Вернулся андалусец на землю дурак дураком и видит: навстречу ему негр.

— Слушай, негр, в рай пускают только верхом на коне, давай двинем туда вместе. Я сяду тебе на спину, нам обоим и повезет.

Вот тронулись они в путь. Добрались до ворот, и снова встречает их святой Петр, еще важнее, чем в первый раз.

— Как прибыл, андалусец, пешком или на коне?

— На коне.

— Ну, ладно, оставь его за воротами, а сам входи.

Да, негров ни во что не ставили. Ведь андалусец все-таки в рай попал.

Андалусцев на Кубе было очень много в ту пору. Хорошие работяги, но вот беда — пили по-страшному. Целыми ящиками покупали пиво «Тропикаль негра». Я знал одного по имени Бенито Горвеа — ну, этот пил мастерски. Сядет под кустами в «Ла-Тропикаль» и пьет со своими дружками. Все пьяные, а ему хоть бы что. За вечер мог тридцать бутылок выдуть. На рассвете встанет и вместе с женой жарит в масле крендельки. Они ими торговали. Бенито славился крендельками по всей Гаване. Его жена и жена Константино Велоса — у этой ноги малость кривоватые — были родными сестрами. Всего сестер было четверо. И я в ту пору завел шашни с младшей. Искал хоть какую зацепку, какую соломинку, лишь бы не потонуть. О моей зазнобе не скажешь — дурна собой, но имя мне не нравилось — Леонсия. Она старалась во всем мне угождать. Однажды вдруг говорит:

— Переходи к нам, будем жить в тесноте, да не в обиде.

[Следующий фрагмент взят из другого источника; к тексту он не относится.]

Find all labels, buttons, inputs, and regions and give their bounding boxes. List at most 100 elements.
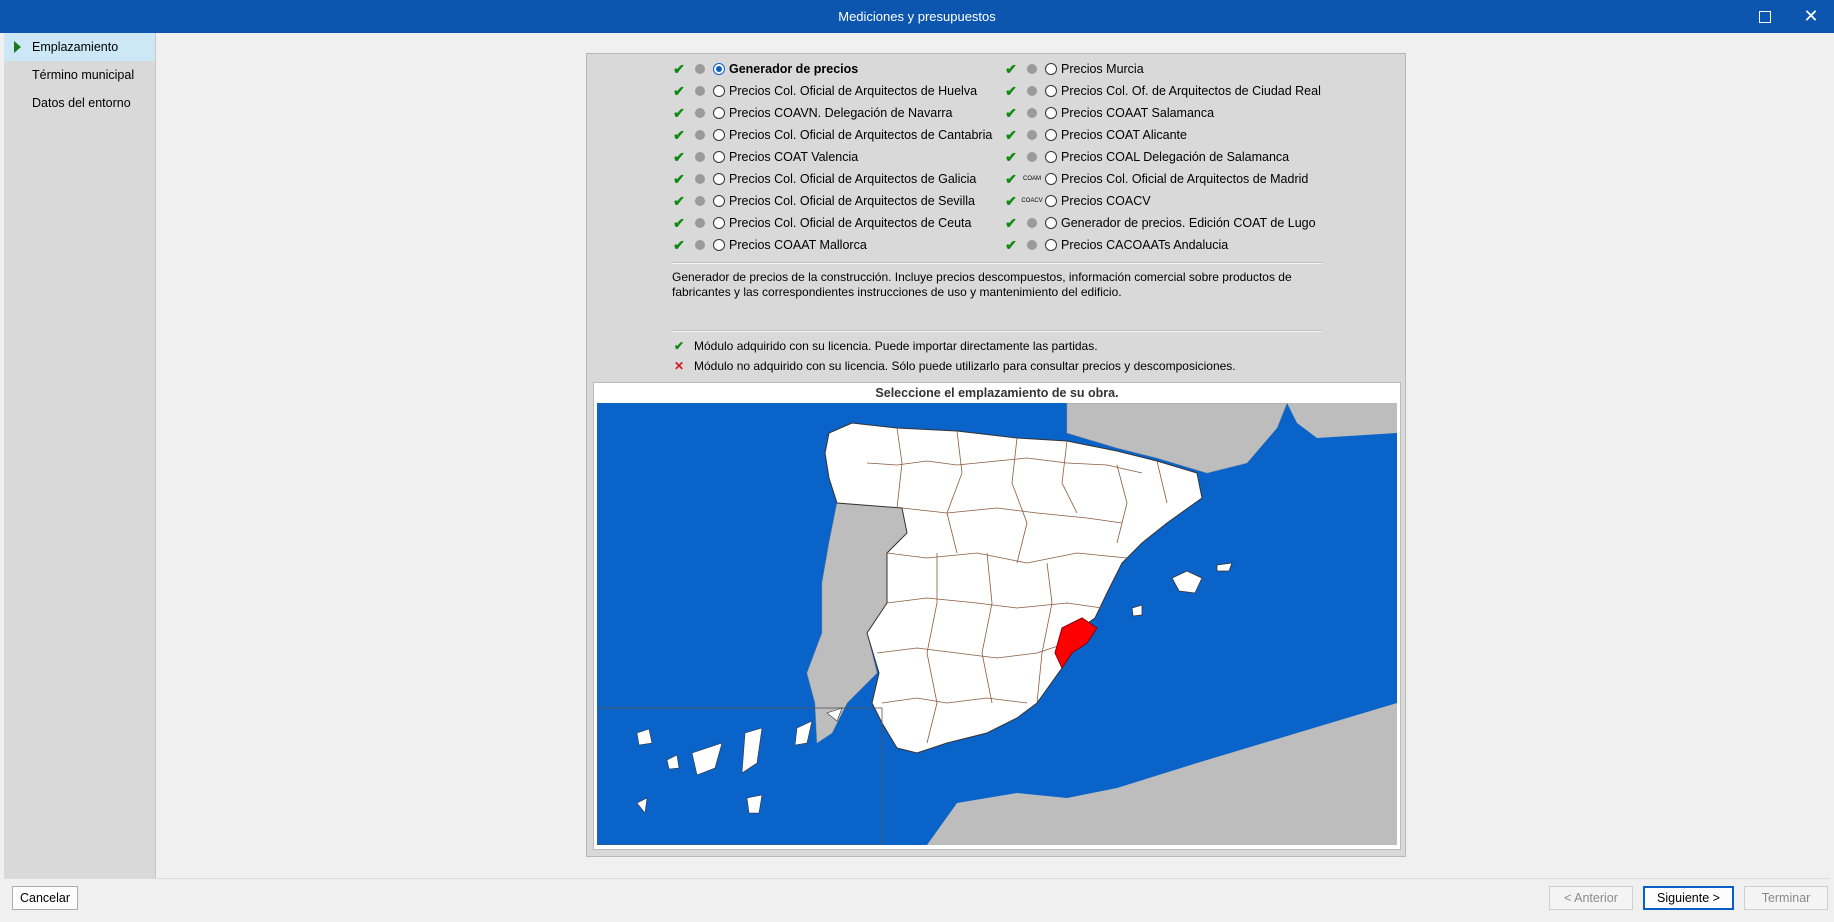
price-option-right-6[interactable]: ✔ COACV Precios COACV <box>1004 190 1150 212</box>
check-icon: ✔ <box>1005 60 1017 77</box>
price-option-right-8[interactable]: ✔ Precios CACOAATs Andalucia <box>1004 234 1228 256</box>
balearic-mallorca <box>1171 570 1203 594</box>
option-label: Precios COAAT Salamanca <box>1061 106 1215 120</box>
alicante-logo-icon <box>1024 127 1040 143</box>
check-icon: ✔ <box>673 104 685 121</box>
radio-button[interactable] <box>1045 173 1057 185</box>
price-option-right-3[interactable]: ✔ Precios COAT Alicante <box>1004 124 1187 146</box>
generador-logo-icon <box>692 61 708 77</box>
price-option-left-7[interactable]: ✔ Precios Col. Oficial de Arquitectos de … <box>672 212 971 234</box>
current-step-icon <box>10 40 24 54</box>
price-option-right-7[interactable]: ✔ Generador de precios. Edición COAT de L… <box>1004 212 1315 234</box>
option-label: Precios COAT Alicante <box>1061 128 1187 142</box>
coal-salamanca-logo-icon <box>1024 149 1040 165</box>
sevilla-logo-icon <box>692 193 708 209</box>
navarra-logo-icon <box>692 105 708 121</box>
radio-button[interactable] <box>713 107 725 119</box>
check-icon: ✔ <box>1005 214 1017 231</box>
option-label: Precios CACOAATs Andalucia <box>1061 238 1229 252</box>
check-icon: ✔ <box>1005 82 1017 99</box>
option-label: Precios Col. Oficial de Arquitectos de C… <box>729 128 993 142</box>
option-label: Precios Col. Oficial de Arquitectos de H… <box>729 84 978 98</box>
finish-button[interactable]: Terminar <box>1744 886 1828 910</box>
radio-button[interactable] <box>1045 107 1057 119</box>
radio-button[interactable] <box>1045 195 1057 207</box>
price-option-left-3[interactable]: ✔ Precios Col. Oficial de Arquitectos de … <box>672 124 992 146</box>
option-label: Precios Col. Oficial de Arquitectos de C… <box>729 216 972 230</box>
balearic-menorca <box>1216 562 1233 572</box>
option-label: Generador de precios <box>729 62 859 76</box>
check-icon: ✔ <box>1005 148 1017 165</box>
price-option-right-1[interactable]: ✔ Precios Col. Of. de Arquitectos de Ciud… <box>1004 80 1321 102</box>
radio-button[interactable] <box>1045 85 1057 97</box>
price-option-right-2[interactable]: ✔ Precios COAAT Salamanca <box>1004 102 1214 124</box>
radio-button[interactable] <box>713 129 725 141</box>
radio-button[interactable] <box>1045 239 1057 251</box>
window-title: Mediciones y presupuestos <box>838 9 996 24</box>
option-label: Precios COAAT Mallorca <box>729 238 867 252</box>
step-label: Datos del entorno <box>32 96 131 110</box>
murcia-logo-icon <box>1024 61 1040 77</box>
ceuta-logo-icon <box>692 215 708 231</box>
map-title: Seleccione el emplazamiento de su obra. <box>875 386 1119 400</box>
check-icon: ✔ <box>673 60 685 77</box>
radio-button[interactable] <box>713 63 725 75</box>
step-label: Término municipal <box>32 68 135 82</box>
option-label: Precios Col. Oficial de Arquitectos de G… <box>729 172 977 186</box>
check-icon: ✔ <box>673 148 685 165</box>
price-option-left-5[interactable]: ✔ Precios Col. Oficial de Arquitectos de … <box>672 168 976 190</box>
coacv-logo-icon: COACV <box>1021 198 1043 204</box>
cancel-button[interactable]: Cancelar <box>12 886 78 910</box>
next-button[interactable]: Siguiente > <box>1643 886 1734 910</box>
title-bar: Mediciones y presupuestos ✕ <box>0 0 1834 33</box>
spain-map-svg[interactable] <box>597 403 1397 845</box>
check-icon: ✔ <box>673 82 685 99</box>
radio-button[interactable] <box>713 195 725 207</box>
price-option-left-6[interactable]: ✔ Precios Col. Oficial de Arquitectos de … <box>672 190 975 212</box>
price-option-left-2[interactable]: ✔ Precios COAVN. Delegación de Navarra <box>672 102 952 124</box>
radio-button[interactable] <box>713 173 725 185</box>
price-option-right-5[interactable]: ✔ COAM Precios Col. Oficial de Arquitectos… <box>1004 168 1308 190</box>
price-option-right-4[interactable]: ✔ Precios COAL Delegación de Salamanca <box>1004 146 1289 168</box>
radio-button[interactable] <box>713 217 725 229</box>
close-button[interactable]: ✕ <box>1788 0 1834 33</box>
price-option-left-8[interactable]: ✔ Precios COAAT Mallorca <box>672 234 867 256</box>
step-label: Emplazamiento <box>32 40 119 54</box>
check-icon: ✔ <box>673 170 685 187</box>
main-content: ✔ Generador de precios ✔ Precios Col. Ofici… <box>156 33 1834 878</box>
option-label: Precios COAL Delegación de Salamanca <box>1061 150 1290 164</box>
ciudad-real-logo-icon <box>1024 83 1040 99</box>
price-option-left-4[interactable]: ✔ Precios COAT Valencia <box>672 146 858 168</box>
valencia-logo-icon <box>692 149 708 165</box>
radio-button[interactable] <box>1045 129 1057 141</box>
maximize-button[interactable] <box>1742 0 1788 33</box>
location-map-frame: Seleccione el emplazamiento de su obra. <box>593 382 1401 850</box>
radio-button[interactable] <box>713 85 725 97</box>
galicia-logo-icon <box>692 171 708 187</box>
step-emplazamiento[interactable]: Emplazamiento <box>4 33 155 61</box>
check-icon: ✔ <box>1005 236 1017 253</box>
radio-button[interactable] <box>713 151 725 163</box>
price-option-left-0[interactable]: ✔ Generador de precios <box>672 58 858 80</box>
price-option-right-0[interactable]: ✔ Precios Murcia <box>1004 58 1144 80</box>
radio-button[interactable] <box>1045 63 1057 75</box>
close-icon: ✕ <box>1803 6 1819 26</box>
wizard-button-bar: Cancelar < Anterior Siguiente > Terminar <box>4 878 1830 919</box>
option-label: Precios Col. Oficial de Arquitectos de M… <box>1061 172 1309 186</box>
previous-button[interactable]: < Anterior <box>1549 886 1633 910</box>
radio-button[interactable] <box>713 239 725 251</box>
balearic-ibiza <box>1131 604 1143 617</box>
check-icon: ✔ <box>673 236 685 253</box>
radio-button[interactable] <box>1045 217 1057 229</box>
canary-islands <box>636 707 843 814</box>
salamanca-logo-icon <box>1024 105 1040 121</box>
madrid-logo-icon: COAM <box>1023 176 1041 182</box>
radio-button[interactable] <box>1045 151 1057 163</box>
check-icon: ✔ <box>673 214 685 231</box>
spain-map[interactable] <box>597 403 1397 845</box>
option-label: Precios COAT Valencia <box>729 150 859 164</box>
step-datos-entorno[interactable]: Datos del entorno <box>4 89 155 117</box>
step-termino-municipal[interactable]: Término municipal <box>4 61 155 89</box>
canary-islands-inset <box>597 707 883 845</box>
price-option-left-1[interactable]: ✔ Precios Col. Oficial de Arquitectos de … <box>672 80 977 102</box>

Я решился, думаю, надо попробовать. Наша комната была самая последняя, угловая, в старом доме на улице Эскобар возле Малекона. Бенито считался главой семьи. Он приходил домой пьяный в дым, но вообще-то был человек работящий и справедливый. Многое меня удивляло в их доме. Первый раз жил в семье андалусцев. Скучать не скучал и работал как заведенный. Посудите сами: все четыре сестры жили вместе, каждая при своем деле: у кого крендельки, у кого метелки для пыли, кто щетки для пола делает, кто еще какие, кто салфетки строчит — настоящая мастерская на полном ходу. Мне тоже пора делом заняться, и я говорю Бенито, что, мол, буду продавать щетки для пола. Я уже знал Гавану. Ноги к ходьбе привычные, крепкие. В тысячу раз лучше, чем мыть полы да возить грязь в конторах у этих наглых богачей, скупердяев проклятых. Среди торговцев щетками не часто тогда встретишь испанцев. Я свой товар не расхваливал, как кубинцы. Иду себе и иду. И продавал больше, чем они, потому что не чесал языком на перекрестках с приятелями, не тратил время на пирожки в закусочных у китайцев. Леонсия делала очень хорошие щетки — отличный товар. Они шли по сорок сентаво за штуку, а метелки из перьев — по реалу. За день, конечно, находишься, голова раскалывается, ноги гудят. Приходил домой неживой от усталости. Как выжатый лимон. Выпью воды или чего еще и валюсь на кровать. А то суну ноги в ведро с горячей водой и засыпаю, сны вижу. Меня частенько сравнивали с одним негром, он продавал газету «Дискусьон». Этот негр выходил из типографии в шесть утра и бежал по всему городу от старой Гаваны до самого дальнего района Серро. Его называли Скакунок, потому что он не ходил, а несся как угорелый. И я был не хуже. Товар у меня хороший, торговец я расторопный, так что многим подпортил дело. Нас, галисийцев, вообще уважали в работе, знали, мы народ серьезный, основательный, делаем все на совесть. Сказать, к примеру: моя служанка — из Галисии, все равно как сказать: в доме верный, надежный человек. Так и я. Кубинцы тебя обсмеют, а то и обидят, но в душе они знают: цены тебе нет. У кубинца на это глаз наметан.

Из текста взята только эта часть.